Antonin Sertillanges
Antonin Sertillanges

Antonin-Dalmace Sertillanges (1863–1948) — born Antonin-Gilbert — was a French Dominican friar, moral philosopher, and one of the most influential popularisers of Thomism in the early twentieth century. Born in Clermont-Ferrand, he entered the Order of Preachers in 1883 and was ordained a priest in 1888. He became professor of moral philosophy at the Institut Catholique de Paris and, in 1893, was among the founders of the Revue Thomiste, a journal that would become central to the renewal of studies on Thomas Aquinas. In 1918 he was elected to the Académie des sciences morales et politiques. Although he produced a substantial body of Thomist exegesis, his name reached a wide readership chiefly through a small book of 1921, La Vie intellectuelle (The Intellectual Life), which became an enduring classic on the discipline, the ethics, and the method of the work of the mind.

Central Ideas

  • Intellectual work as a vocation (The Intellectual Life, 1921): to think and study seriously is neither mere technique nor a salaried trade, but a calling that engages the whole person — their morality, their discipline, and their spiritual life.

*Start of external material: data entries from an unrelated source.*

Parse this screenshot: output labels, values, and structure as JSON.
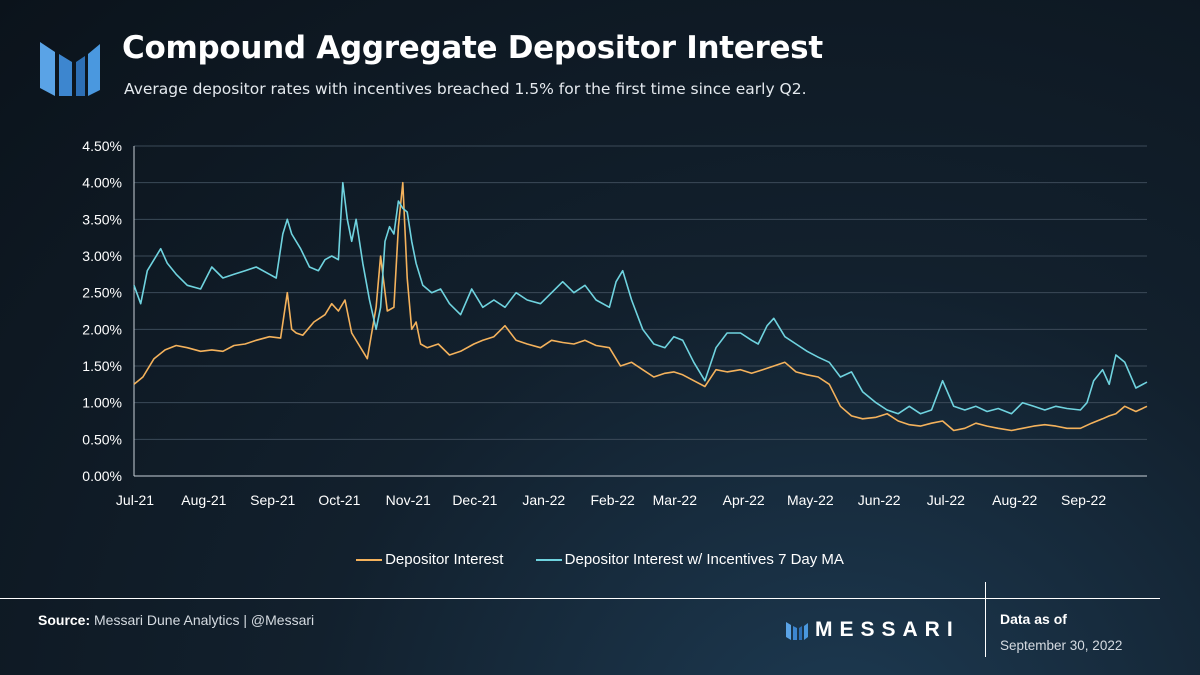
{
  "header": {
    "title": "Compound Aggregate Depositor Interest",
    "subtitle": "Average depositor rates with incentives breached 1.5% for the first time since early Q2."
  },
  "colors": {
    "series1": "#f4b25c",
    "series2": "#6fd3df",
    "grid": "#3b4a58",
    "accent": "#3d8fd6"
  },
  "chart_data": {
    "type": "line",
    "title": "Compound Aggregate Depositor Interest",
    "xlabel": "",
    "ylabel": "",
    "ylim": [
      0,
      4.5
    ],
    "y_ticks": [
      "0.00%",
      "0.50%",
      "1.00%",
      "1.50%",
      "2.00%",
      "2.50%",
      "3.00%",
      "3.50%",
      "4.00%",
      "4.50%"
    ],
    "x_ticks": [
      "Jul-21",
      "Aug-21",
      "Sep-21",
      "Oct-21",
      "Nov-21",
      "Dec-21",
      "Jan-22",
      "Feb-22",
      "Mar-22",
      "Apr-22",
      "May-22",
      "Jun-22",
      "Jul-22",
      "Aug-22",
      "Sep-22"
    ],
    "x_range": [
      "2021-07-01",
      "2022-09-30"
    ],
    "series": [
      {
        "name": "Depositor Interest",
        "color": "#f4b25c",
        "x": [
          "2021-07-01",
          "2021-07-05",
          "2021-07-10",
          "2021-07-15",
          "2021-07-20",
          "2021-07-25",
          "2021-07-31",
          "2021-08-05",
          "2021-08-10",
          "2021-08-15",
          "2021-08-20",
          "2021-08-25",
          "2021-08-31",
          "2021-09-05",
          "2021-09-08",
          "2021-09-10",
          "2021-09-12",
          "2021-09-15",
          "2021-09-20",
          "2021-09-25",
          "2021-09-28",
          "2021-10-01",
          "2021-10-04",
          "2021-10-07",
          "2021-10-10",
          "2021-10-14",
          "2021-10-18",
          "2021-10-20",
          "2021-10-23",
          "2021-10-26",
          "2021-10-28",
          "2021-10-30",
          "2021-11-01",
          "2021-11-03",
          "2021-11-05",
          "2021-11-07",
          "2021-11-10",
          "2021-11-15",
          "2021-11-20",
          "2021-11-25",
          "2021-12-01",
          "2021-12-05",
          "2021-12-10",
          "2021-12-15",
          "2021-12-20",
          "2021-12-25",
          "2021-12-31",
          "2022-01-05",
          "2022-01-10",
          "2022-01-15",
          "2022-01-20",
          "2022-01-25",
          "2022-01-31",
          "2022-02-01",
          "2022-02-05",
          "2022-02-10",
          "2022-02-15",
          "2022-02-20",
          "2022-02-25",
          "2022-03-01",
          "2022-03-05",
          "2022-03-10",
          "2022-03-15",
          "2022-03-20",
          "2022-03-25",
          "2022-03-31",
          "2022-04-05",
          "2022-04-10",
          "2022-04-15",
          "2022-04-20",
          "2022-04-25",
          "2022-04-30",
          "2022-05-05",
          "2022-05-10",
          "2022-05-15",
          "2022-05-20",
          "2022-05-25",
          "2022-05-31",
          "2022-06-05",
          "2022-06-10",
          "2022-06-15",
          "2022-06-20",
          "2022-06-25",
          "2022-06-30",
          "2022-07-05",
          "2022-07-10",
          "2022-07-15",
          "2022-07-20",
          "2022-07-25",
          "2022-07-31",
          "2022-08-05",
          "2022-08-10",
          "2022-08-15",
          "2022-08-20",
          "2022-08-25",
          "2022-08-31",
          "2022-09-05",
          "2022-09-10",
          "2022-09-13",
          "2022-09-16",
          "2022-09-20",
          "2022-09-25",
          "2022-09-30"
        ],
        "values": [
          1.25,
          1.35,
          1.6,
          1.72,
          1.78,
          1.75,
          1.7,
          1.72,
          1.7,
          1.78,
          1.8,
          1.85,
          1.9,
          1.88,
          2.5,
          2.0,
          1.95,
          1.92,
          2.1,
          2.2,
          2.35,
          2.25,
          2.4,
          1.95,
          1.8,
          1.6,
          2.3,
          3.0,
          2.25,
          2.3,
          3.4,
          4.0,
          2.7,
          2.0,
          2.1,
          1.8,
          1.75,
          1.8,
          1.65,
          1.7,
          1.8,
          1.85,
          1.9,
          2.05,
          1.85,
          1.8,
          1.75,
          1.85,
          1.82,
          1.8,
          1.85,
          1.78,
          1.75,
          1.7,
          1.5,
          1.55,
          1.45,
          1.35,
          1.4,
          1.42,
          1.38,
          1.3,
          1.22,
          1.45,
          1.42,
          1.45,
          1.4,
          1.45,
          1.5,
          1.55,
          1.42,
          1.38,
          1.35,
          1.25,
          0.95,
          0.82,
          0.78,
          0.8,
          0.85,
          0.75,
          0.7,
          0.68,
          0.72,
          0.75,
          0.62,
          0.65,
          0.72,
          0.68,
          0.65,
          0.62,
          0.65,
          0.68,
          0.7,
          0.68,
          0.65,
          0.65,
          0.72,
          0.78,
          0.82,
          0.85,
          0.95,
          0.88,
          0.95
        ]
      },
      {
        "name": "Depositor Interest w/ Incentives 7 Day MA",
        "color": "#6fd3df",
        "x": [
          "2021-07-01",
          "2021-07-04",
          "2021-07-07",
          "2021-07-10",
          "2021-07-13",
          "2021-07-16",
          "2021-07-20",
          "2021-07-25",
          "2021-07-31",
          "2021-08-05",
          "2021-08-10",
          "2021-08-15",
          "2021-08-20",
          "2021-08-25",
          "2021-08-31",
          "2021-09-03",
          "2021-09-06",
          "2021-09-08",
          "2021-09-10",
          "2021-09-14",
          "2021-09-18",
          "2021-09-22",
          "2021-09-25",
          "2021-09-28",
          "2021-10-01",
          "2021-10-03",
          "2021-10-05",
          "2021-10-07",
          "2021-10-09",
          "2021-10-12",
          "2021-10-15",
          "2021-10-18",
          "2021-10-20",
          "2021-10-22",
          "2021-10-24",
          "2021-10-26",
          "2021-10-28",
          "2021-10-30",
          "2021-11-01",
          "2021-11-03",
          "2021-11-05",
          "2021-11-08",
          "2021-11-12",
          "2021-11-16",
          "2021-11-20",
          "2021-11-25",
          "2021-11-30",
          "2021-12-05",
          "2021-12-10",
          "2021-12-15",
          "2021-12-20",
          "2021-12-25",
          "2021-12-31",
          "2022-01-05",
          "2022-01-10",
          "2022-01-15",
          "2022-01-20",
          "2022-01-25",
          "2022-01-31",
          "2022-02-03",
          "2022-02-06",
          "2022-02-10",
          "2022-02-15",
          "2022-02-20",
          "2022-02-25",
          "2022-03-01",
          "2022-03-05",
          "2022-03-10",
          "2022-03-15",
          "2022-03-20",
          "2022-03-25",
          "2022-03-31",
          "2022-04-05",
          "2022-04-08",
          "2022-04-12",
          "2022-04-15",
          "2022-04-20",
          "2022-04-25",
          "2022-04-30",
          "2022-05-05",
          "2022-05-10",
          "2022-05-15",
          "2022-05-20",
          "2022-05-25",
          "2022-05-31",
          "2022-06-05",
          "2022-06-10",
          "2022-06-15",
          "2022-06-20",
          "2022-06-25",
          "2022-06-30",
          "2022-07-05",
          "2022-07-10",
          "2022-07-15",
          "2022-07-20",
          "2022-07-25",
          "2022-07-31",
          "2022-08-05",
          "2022-08-10",
          "2022-08-15",
          "2022-08-20",
          "2022-08-25",
          "2022-08-31",
          "2022-09-03",
          "2022-09-06",
          "2022-09-10",
          "2022-09-13",
          "2022-09-16",
          "2022-09-20",
          "2022-09-25",
          "2022-09-30"
        ],
        "values": [
          2.6,
          2.35,
          2.8,
          2.95,
          3.1,
          2.9,
          2.75,
          2.6,
          2.55,
          2.85,
          2.7,
          2.75,
          2.8,
          2.85,
          2.75,
          2.7,
          3.3,
          3.5,
          3.3,
          3.1,
          2.85,
          2.8,
          2.95,
          3.0,
          2.95,
          4.0,
          3.5,
          3.2,
          3.5,
          2.9,
          2.4,
          2.0,
          2.3,
          3.2,
          3.4,
          3.3,
          3.75,
          3.65,
          3.6,
          3.2,
          2.9,
          2.6,
          2.5,
          2.55,
          2.35,
          2.2,
          2.55,
          2.3,
          2.4,
          2.3,
          2.5,
          2.4,
          2.35,
          2.5,
          2.65,
          2.5,
          2.6,
          2.4,
          2.3,
          2.65,
          2.8,
          2.4,
          2.0,
          1.8,
          1.75,
          1.9,
          1.85,
          1.55,
          1.3,
          1.75,
          1.95,
          1.95,
          1.85,
          1.8,
          2.05,
          2.15,
          1.9,
          1.8,
          1.7,
          1.62,
          1.55,
          1.35,
          1.42,
          1.15,
          1.0,
          0.9,
          0.85,
          0.95,
          0.85,
          0.9,
          1.3,
          0.95,
          0.9,
          0.95,
          0.88,
          0.92,
          0.85,
          1.0,
          0.95,
          0.9,
          0.95,
          0.92,
          0.9,
          1.0,
          1.3,
          1.45,
          1.25,
          1.65,
          1.55,
          1.2,
          1.28
        ]
      }
    ]
  },
  "footer": {
    "source_label": "Source:",
    "source_text": " Messari Dune Analytics | @Messari",
    "brand": "MESSARI",
    "as_of_label": "Data as of",
    "as_of_date": "September 30, 2022"
  }
}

The intelligence, for Sertillanges, is ordered toward truth, and to serve truth is itself a form of service.
  • The “two hours a day” (The Intellectual Life, 1921): the book’s most far-reaching practical thesis. One need not be a full-time scholar; a person with another profession and other obligations can still build serious work by devoting a few hours daily to study — provided they are steady, protected, and well used.
  • The body in the service of the spirit (The Intellectual Life, 1921): thought has physical conditions. Sleep, diet, exercise, and the rhythm of life are not accessories but prerequisites of sustained intellectual work.
  • The art of reading (The Intellectual Life, 1921): read little, but read well; rank one’s reading, return to the great books, take notes, and train the memory, rather than scattering oneself across sheer quantity.
  • Moral exegesis of Thomism (Saint Thomas d’Aquin, 1910): a systematic interpreter of Thomas Aquinas, Sertillanges expounded his metaphysics and moral philosophy, defending the harmony of faith and reason and the unity of knowledge under truth as the end of the intelligence.

Influenced by

  • Thomas Aquinas — the central source of his philosophy and of the spirit of The Intellectual Life
  • Aristotle — teleology and the doctrine of the virtues, received through the Thomist mediation
  • The Dominican tradition and the movement of neo-Thomist renewal

Influenced

  • Generations of students and researchers, inside and outside Catholic circles, through the discipline of study set out in The Intellectual Life
  • The contemporary debate on attention, reading, and the life of the mind, which still turns to the book as a manual of method

Works

His scholarly reputation rested on a vast Thomist exegesis, above all Saint Thomas d’Aquin (2 vols., 1910). But it was La Vie intellectuelle: son esprit, ses conditions, ses méthodes (1921) — conceived as a free commentary on the counsels on study attributed to Thomas Aquinas — that secured him readers for more than a century. He also wrote Le Christianisme et les philosophies (2 vols., 1939–1941), Henri Bergson et le catholicisme (1941), and, in the year of his death, Ce que Jésus voyait du haut de la croix (1948).